I spent the Easter weekend digging bindweed out of a relative’s garden. After a hot, back-breaking morning, I had cleared 20 square metres. One teaspoon of the weedkiller glyphosate would have done a better job for just six pence.
Glyphosate was first formulated as Roundup and sold by Monsanto in 1976. It soon became the world’s ‘favourite herbicide’, because it kills the entire plant, right down to the roots. Instead of herbicides, organic farmers plough to clear weeds. Large-scale ‘regenerative’ farming, now advocated by multinationals like Mars, PepsiCo and McDonald’s as a way to restore soils and reduce the carbon losses associated with ploughing, almost always depends on annual use of glyphosate.

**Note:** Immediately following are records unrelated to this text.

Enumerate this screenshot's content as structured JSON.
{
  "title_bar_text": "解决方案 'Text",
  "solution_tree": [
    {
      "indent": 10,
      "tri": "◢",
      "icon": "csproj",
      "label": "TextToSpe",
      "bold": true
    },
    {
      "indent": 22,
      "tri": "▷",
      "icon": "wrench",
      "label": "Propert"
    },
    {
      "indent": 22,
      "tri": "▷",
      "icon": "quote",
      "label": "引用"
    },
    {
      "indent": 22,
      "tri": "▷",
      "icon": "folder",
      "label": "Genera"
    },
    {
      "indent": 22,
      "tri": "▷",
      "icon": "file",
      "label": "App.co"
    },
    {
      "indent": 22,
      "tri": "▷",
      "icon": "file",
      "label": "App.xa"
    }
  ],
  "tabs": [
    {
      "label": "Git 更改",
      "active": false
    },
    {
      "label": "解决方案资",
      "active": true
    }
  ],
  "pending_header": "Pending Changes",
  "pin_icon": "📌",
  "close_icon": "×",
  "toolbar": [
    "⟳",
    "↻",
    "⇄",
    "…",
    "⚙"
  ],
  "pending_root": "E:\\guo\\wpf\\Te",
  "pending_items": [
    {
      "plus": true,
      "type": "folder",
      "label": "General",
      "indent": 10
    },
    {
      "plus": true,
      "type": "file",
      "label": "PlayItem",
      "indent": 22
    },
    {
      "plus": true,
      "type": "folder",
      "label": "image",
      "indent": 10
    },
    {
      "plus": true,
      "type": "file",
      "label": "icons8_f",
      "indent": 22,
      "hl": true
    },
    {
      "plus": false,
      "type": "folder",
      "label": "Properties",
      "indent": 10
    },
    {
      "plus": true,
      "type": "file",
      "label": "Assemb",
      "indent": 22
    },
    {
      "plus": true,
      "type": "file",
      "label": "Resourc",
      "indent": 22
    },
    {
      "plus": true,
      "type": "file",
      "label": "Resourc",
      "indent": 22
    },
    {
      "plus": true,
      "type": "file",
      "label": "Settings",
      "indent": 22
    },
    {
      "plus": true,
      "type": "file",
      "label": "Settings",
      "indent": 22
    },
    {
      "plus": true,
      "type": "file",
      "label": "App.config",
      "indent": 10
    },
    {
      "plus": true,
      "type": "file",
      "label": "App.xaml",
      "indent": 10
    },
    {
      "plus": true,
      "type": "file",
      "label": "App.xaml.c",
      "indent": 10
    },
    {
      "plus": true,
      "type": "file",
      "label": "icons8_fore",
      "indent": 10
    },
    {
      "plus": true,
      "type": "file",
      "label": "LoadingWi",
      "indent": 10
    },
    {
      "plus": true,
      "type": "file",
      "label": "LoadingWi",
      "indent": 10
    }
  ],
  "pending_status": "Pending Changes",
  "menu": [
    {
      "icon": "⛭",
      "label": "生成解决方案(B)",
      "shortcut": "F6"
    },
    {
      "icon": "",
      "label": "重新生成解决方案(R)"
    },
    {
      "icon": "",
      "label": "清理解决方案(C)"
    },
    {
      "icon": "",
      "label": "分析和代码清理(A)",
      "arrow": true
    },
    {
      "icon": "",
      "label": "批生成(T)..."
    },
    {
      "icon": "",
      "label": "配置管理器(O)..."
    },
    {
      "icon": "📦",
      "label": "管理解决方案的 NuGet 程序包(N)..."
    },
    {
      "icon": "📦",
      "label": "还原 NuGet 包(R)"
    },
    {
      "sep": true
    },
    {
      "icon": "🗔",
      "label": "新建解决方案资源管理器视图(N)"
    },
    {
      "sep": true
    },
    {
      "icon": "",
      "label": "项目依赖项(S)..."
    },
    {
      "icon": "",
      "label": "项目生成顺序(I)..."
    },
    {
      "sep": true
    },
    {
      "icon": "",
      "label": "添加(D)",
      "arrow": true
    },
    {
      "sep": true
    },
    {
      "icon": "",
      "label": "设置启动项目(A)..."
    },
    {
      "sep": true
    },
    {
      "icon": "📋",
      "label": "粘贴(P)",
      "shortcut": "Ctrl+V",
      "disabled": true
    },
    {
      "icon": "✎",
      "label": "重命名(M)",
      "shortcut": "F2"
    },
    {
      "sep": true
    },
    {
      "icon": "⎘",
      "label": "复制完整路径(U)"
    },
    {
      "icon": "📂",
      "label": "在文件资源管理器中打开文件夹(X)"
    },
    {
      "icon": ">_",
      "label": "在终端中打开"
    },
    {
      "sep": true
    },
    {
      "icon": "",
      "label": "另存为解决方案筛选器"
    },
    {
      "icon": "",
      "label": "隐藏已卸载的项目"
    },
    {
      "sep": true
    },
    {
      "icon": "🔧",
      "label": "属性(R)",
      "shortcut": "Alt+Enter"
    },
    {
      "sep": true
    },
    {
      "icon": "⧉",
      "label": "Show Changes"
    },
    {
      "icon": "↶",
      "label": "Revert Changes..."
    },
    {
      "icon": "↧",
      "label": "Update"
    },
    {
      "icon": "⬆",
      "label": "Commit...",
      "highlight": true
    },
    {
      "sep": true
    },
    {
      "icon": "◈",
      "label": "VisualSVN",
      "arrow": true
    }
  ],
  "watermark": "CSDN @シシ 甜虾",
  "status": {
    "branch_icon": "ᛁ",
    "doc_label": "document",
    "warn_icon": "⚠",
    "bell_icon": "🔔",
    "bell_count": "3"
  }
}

At university in 1980, I was told that glyphosate was completely safe. We now know that it is carcinogenic, has devastating effects on our waterways, soil ecology, and the biome of bees, and is persistent enough to be found in 80 per cent of U.S. urine samples. It is even in the rain.
Clearly, the process used to assess glyphosate’s safety was inadequate – and clearly, unregulated market forces acting on something so cheap, yet so powerful, will lead to overuse. But should a chemical that has the potential to produce food cheaply, and with less carbon losses, be banned?
We desperately need an honest, well-informed conversation, and a more nuanced way of balancing planetary risks against societal benefits. Using glyphosate once every 50 years to control weeds and help establish trees, or to remove bindweed without hours of work and disturbing the soil, might be justifiable. It can even be argued that it is less bad than ploughing to clear ground for new crops.
But glyphosate is also routinely used as a desiccant, sprayed onto wheat destined to be eaten – marginally easing harvest and boosting a farmer’s profits, in an act of thoughtless eco-thuggery. The annual use of glyphosate before sowing maize, when fields will have to be ploughed anyway, also shows that the vast power of the chemical and its consequences are out of all proportion to its tiny financial cost.
As I left, my relative asked what I thought of clearing the rest of the bindweed with some glyphosate that he had in the back of his shed. I said that I wasn’t the Pope, but perhaps we do need a system for trading indulgences; an environmental tax that reflects the cost of a farmer’s decision to inflict this chemical on the rest of us and our planet.